Besides the four original pillars – Security, Reliability, Efficiency, and Cost Optimization – the AWS team of architects has introduced the fifth one: Operational Excellence, which represents the “ability to run and monitor systems to deliver business value and to continually improve supporting processes and procedures.“ The best practices recommended to ensure operational excellence of production workloads are:
- Perform operations with code: automate operations as much as possible.
- Align operations processes to business objectives: collect only those metrics that support business needs, responding appropriately to operational events.
- Make regular, small, incremental changes: workloads should consist of components that are updated regularly in small steps without taking down services, and operations should be able to roll back those changes if necessary.
- Test for responses to unexpected events: inject failures in the system to see how it reacts to unexpected operational events. Develop clear procedures to react to such events.
- Learn from operational events and failures: monitor and analyze how a system behaves during various operational events in order to improve it.

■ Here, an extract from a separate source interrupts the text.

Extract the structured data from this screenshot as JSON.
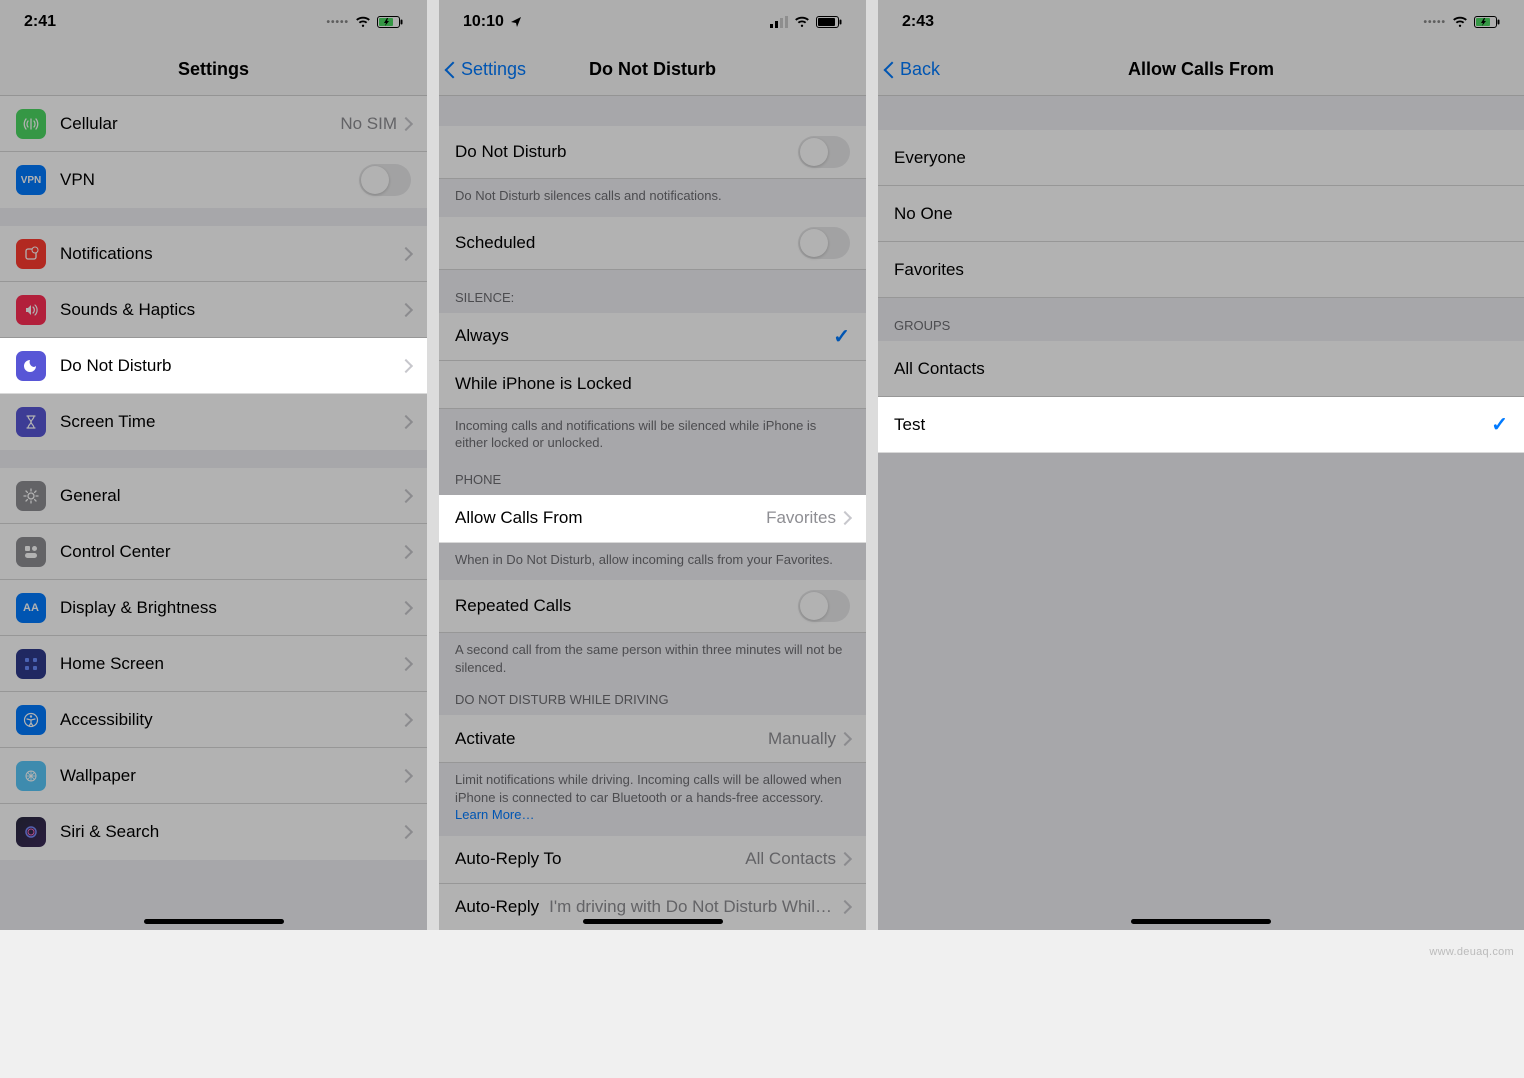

- Keep operations procedures current: update procedures and guidelines to accurately reflect the current system as it evolves over time.
The Well-Architected Framework comes with a number of design principles meant to create good systems in the cloud:
- Stop guessing your capacity needs: always use cloud’s scalability capabilities rather than guessing capacity needs and risking providing inadequate capacity.
- Test systems at production scale: scale up the system to what it would be in production and test it to see how it works in the real environment. Decommission the extra resources once the test is over.
- Automate to make architectural experimentation easier: automate the entire process of creating a system, enabling it to be replicated easily. Also, returning to a previous setup is simple that way.
- Allow for evolutionary architectures: automation enables architects to evolve systems as needed, easily testing and setting up new configurations.
- Data-driven architectures: collect needed operational data that can be used to evaluate how architectural changes impact the workloads. The data can also be used to tune up the automation code.
- Improve through game days: inject failures to simulate operational events in production to understand how the system behaves when they take place and correct it if necessarily.
The framework also includes questions and answers for all five pillars on which it is built, providing guidance on how to address practical issues such as protecting against unauthorized use of the AWS root account, planning network topology, responding to unplanned operational events, and many others. We recommend reading the paper (AWS Well-Architected Framework) for an in-depth view of what it takes to create a successful system in the cloud.